Kataan depends on no C libraries. Where it needs cryptography or networking it
reuses sibling **pure-Rust** Karpelès Lab crates:

- [`purecrypto`](https://github.com/KarpelesLab/purecrypto) — `crypto.subtle` /
WebCrypto, `crypto.getRandomValues`, `randomUUID`, and TLS.
- [`rsurl`](https://github.com/KarpelesLab/rsurl) — HTTP/HTTPS transport behind
`fetch` and the Node `http(s)` compatibility layer.

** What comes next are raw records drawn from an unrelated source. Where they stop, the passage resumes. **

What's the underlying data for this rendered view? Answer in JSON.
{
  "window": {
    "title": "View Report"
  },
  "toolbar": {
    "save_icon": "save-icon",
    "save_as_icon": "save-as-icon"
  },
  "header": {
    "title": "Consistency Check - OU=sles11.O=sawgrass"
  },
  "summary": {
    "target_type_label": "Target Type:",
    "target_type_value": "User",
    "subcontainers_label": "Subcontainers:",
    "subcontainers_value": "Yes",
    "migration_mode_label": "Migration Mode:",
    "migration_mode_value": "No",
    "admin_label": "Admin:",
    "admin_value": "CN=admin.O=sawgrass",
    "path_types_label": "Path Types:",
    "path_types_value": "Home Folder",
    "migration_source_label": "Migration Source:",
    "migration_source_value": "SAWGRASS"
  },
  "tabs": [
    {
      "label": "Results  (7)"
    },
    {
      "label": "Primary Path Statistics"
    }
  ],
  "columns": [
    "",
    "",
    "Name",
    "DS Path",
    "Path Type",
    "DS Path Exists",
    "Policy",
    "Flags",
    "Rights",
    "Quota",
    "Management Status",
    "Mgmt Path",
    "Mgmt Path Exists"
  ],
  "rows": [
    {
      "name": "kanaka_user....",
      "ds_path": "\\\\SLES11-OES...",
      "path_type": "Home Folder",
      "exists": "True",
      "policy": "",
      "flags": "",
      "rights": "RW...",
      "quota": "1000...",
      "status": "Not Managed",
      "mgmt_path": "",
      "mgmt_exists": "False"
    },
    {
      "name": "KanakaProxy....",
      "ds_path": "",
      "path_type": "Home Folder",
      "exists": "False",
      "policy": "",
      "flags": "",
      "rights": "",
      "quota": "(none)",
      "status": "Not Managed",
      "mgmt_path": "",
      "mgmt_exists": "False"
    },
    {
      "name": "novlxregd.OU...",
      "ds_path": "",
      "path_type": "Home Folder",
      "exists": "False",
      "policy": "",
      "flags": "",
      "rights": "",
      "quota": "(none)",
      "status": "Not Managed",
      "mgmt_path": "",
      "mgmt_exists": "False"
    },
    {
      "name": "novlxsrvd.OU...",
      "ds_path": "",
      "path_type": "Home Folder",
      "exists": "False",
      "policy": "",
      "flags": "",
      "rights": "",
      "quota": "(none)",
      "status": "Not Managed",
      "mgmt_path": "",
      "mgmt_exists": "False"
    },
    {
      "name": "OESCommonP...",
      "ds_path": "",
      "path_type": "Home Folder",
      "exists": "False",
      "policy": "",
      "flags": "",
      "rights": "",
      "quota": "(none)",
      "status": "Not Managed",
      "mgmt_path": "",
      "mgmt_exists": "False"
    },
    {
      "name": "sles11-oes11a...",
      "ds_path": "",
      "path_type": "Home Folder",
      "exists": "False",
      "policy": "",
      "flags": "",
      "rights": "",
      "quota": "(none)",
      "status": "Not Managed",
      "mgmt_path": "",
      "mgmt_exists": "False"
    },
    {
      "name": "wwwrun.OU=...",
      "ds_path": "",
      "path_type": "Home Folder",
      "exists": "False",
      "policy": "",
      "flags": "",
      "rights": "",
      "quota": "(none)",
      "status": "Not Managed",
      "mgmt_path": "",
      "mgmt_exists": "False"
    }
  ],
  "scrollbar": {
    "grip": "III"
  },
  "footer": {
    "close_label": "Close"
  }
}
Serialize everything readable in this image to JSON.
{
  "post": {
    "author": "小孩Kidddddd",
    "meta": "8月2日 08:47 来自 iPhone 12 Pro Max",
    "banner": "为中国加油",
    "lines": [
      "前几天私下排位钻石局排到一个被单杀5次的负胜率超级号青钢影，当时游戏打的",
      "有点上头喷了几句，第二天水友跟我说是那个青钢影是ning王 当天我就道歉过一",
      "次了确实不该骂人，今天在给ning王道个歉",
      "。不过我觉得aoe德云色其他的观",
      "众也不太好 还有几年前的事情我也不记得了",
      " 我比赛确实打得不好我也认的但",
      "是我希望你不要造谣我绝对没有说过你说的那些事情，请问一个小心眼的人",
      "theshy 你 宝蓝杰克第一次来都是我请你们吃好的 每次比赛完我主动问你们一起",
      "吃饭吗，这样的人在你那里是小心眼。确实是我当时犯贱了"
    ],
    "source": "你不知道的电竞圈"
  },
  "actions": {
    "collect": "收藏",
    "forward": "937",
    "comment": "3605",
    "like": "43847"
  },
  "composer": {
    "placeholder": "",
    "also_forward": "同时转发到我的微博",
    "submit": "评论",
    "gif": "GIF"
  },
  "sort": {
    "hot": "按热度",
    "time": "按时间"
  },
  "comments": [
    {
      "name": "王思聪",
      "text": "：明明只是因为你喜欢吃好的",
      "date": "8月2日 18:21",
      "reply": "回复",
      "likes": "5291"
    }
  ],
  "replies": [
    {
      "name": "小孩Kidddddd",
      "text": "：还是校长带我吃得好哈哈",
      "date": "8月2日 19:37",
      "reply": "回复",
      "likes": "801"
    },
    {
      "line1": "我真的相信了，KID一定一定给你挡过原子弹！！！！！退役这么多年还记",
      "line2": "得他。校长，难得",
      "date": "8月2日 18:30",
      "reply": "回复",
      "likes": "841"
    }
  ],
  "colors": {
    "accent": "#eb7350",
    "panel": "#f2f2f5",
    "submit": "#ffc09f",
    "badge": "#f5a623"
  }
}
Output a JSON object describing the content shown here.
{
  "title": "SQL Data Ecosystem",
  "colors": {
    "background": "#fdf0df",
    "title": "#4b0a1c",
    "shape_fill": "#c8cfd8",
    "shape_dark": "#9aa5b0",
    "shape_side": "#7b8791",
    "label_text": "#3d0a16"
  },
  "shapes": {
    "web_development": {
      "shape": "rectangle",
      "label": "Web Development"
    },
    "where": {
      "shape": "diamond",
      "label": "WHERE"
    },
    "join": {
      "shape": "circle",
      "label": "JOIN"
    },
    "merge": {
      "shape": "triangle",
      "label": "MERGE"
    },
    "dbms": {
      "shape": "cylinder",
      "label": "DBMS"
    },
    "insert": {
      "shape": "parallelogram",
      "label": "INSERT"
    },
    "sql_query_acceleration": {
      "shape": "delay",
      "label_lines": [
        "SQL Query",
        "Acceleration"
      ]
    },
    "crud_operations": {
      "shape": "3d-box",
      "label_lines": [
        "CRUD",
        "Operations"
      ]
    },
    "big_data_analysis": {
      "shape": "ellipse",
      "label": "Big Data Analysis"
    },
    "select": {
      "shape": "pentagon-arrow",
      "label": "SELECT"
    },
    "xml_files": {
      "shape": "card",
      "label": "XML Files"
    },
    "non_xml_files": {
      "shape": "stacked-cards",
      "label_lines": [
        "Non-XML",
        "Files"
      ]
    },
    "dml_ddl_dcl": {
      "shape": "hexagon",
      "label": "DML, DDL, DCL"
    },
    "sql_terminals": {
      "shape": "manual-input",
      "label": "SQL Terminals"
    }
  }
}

`unsafe` is quarantined: the crate is `unsafe_code = "deny"` (not `forbid`),
and only the `ffi` module plus a small, audited set of VM hot-path primitives
opt back in with a scoped `#[allow(unsafe_code)]` and a safety comment.

## Try it

The CLI runs JavaScript today:

```console
$ cargo run -- run -e '
class Animal { constructor(n){ this.n = n } speak(){ return `${this.n} makes a sound` } }
class Dog extends Animal { speak(){ return `${this.n} barks` } }
console.log(new Dog("Rex").speak());
console.log([1,2,3,4].filter(x => x % 2).map(x => x*x).reduce((a,b)=>a+b, 0));
console.log(JSON.stringify({ ok: true, items: [...new Set([1,1,2,3])] }));
'
Rex barks
10
{"ok":true,"items":[1,2,3]}
```

It also exposes each pipeline stage, and an interactive REPL:

```console
$ cargo run -- lex -e 'x => x * 2' # token stream
$ cargo run -- parse -e 'x => x * 2' # AST dump
$ cargo run -- disasm -e '1 + 2 * 3' # register bytecode
$ cargo run -- repl # interactive session
$ cargo run -- --help
```

The `disasm` command shows the register bytecode the compiler emits:

```console
$ cargo run -- disasm -e 'let s = 0; let i = 0; while (i < 3) { s += i; i += 1; } s'
chunk #0 "" (regs=14, params=0)
0 LoadInt r0, 0
...
6 Lt r6, r4, r5
7 JumpIfFalse r6, +9
...
16 Jump -13
18 Return r13
```

## Use as a Rust library

```rust
use kataan::parser::Parser;
use kataan::interp::Interp;

let program = Parser::parse_program("const sq = x => x * x; sq(8)").unwrap();
let mut interp = Interp::new();
assert_eq!(interp.run(&program).unwrap().to_js_string(), "64");
```

The lower stages are available directly too:

```rust
use kataan::lexer::{Lexer, TokenKind};

let tokens = Lexer::new("let answer = 42;").tokenize().unwrap();
assert_eq!(tokens.first().unwrap().text("let answer = 42;"), "let");
assert_eq!(tokens.last().unwrap().kind, TokenKind::Eof);
```

### Feature flags

| Feature | Default | Description |
|-----------|:-------:|--------------------------------------------------------------------|
| `std` | ✓ | Standard library; implies `alloc`. Needed by the host runtime/CLI. |
| `alloc` | ✓ | Heap-backed types; the minimum for the pure language core. |
| `regex` | ✓ | In-house regular-expression engine. |
| `intl` | ✓ | In-house `Intl`-lite (collation, number/date formatting). |
| `module` | ✓ | ESM + CommonJS module loader. |
| `host` | ✓ | Host runtime: event loop, timers, console, encoding, URL, streams. |
| `fetch` | | `fetch` / Node `http(s)` over `rsurl`. |
| `crypto` | | `crypto.getRandomValues` / WebCrypto over `purecrypto`. |
| `jit` | | Machine-code JIT (x86-64/Linux): optimizing integer + float paths. |
| `ffi` | | The C ABI (the only place broad `unsafe` is allowed). |
| `cli` | ✓ | The `kataan` command-line tool. |

Build the bare `no_std` language core with:

```console
cargo build --no-default-features --features alloc
```

## Use as a C library

```console
cargo rustc --lib --release --features ffi --crate-type staticlib # libkataan.a
cargo rustc --lib --release --features ffi --crate-type cdylib # libkataan.so
```

The header is [`include/kataan.h`](include/kataan.h); a runnable example lives
in [`tests/ffi_smoke.c`](tests/ffi_smoke.c). The C ABI follows the `purecrypto`
conventions — `KtStatus` return codes, the in/out length convention, opaque
handles, and a panic catch at every boundary.

## License

MIT © 2026 Karpelès Lab Inc. See [LICENSE](LICENSE).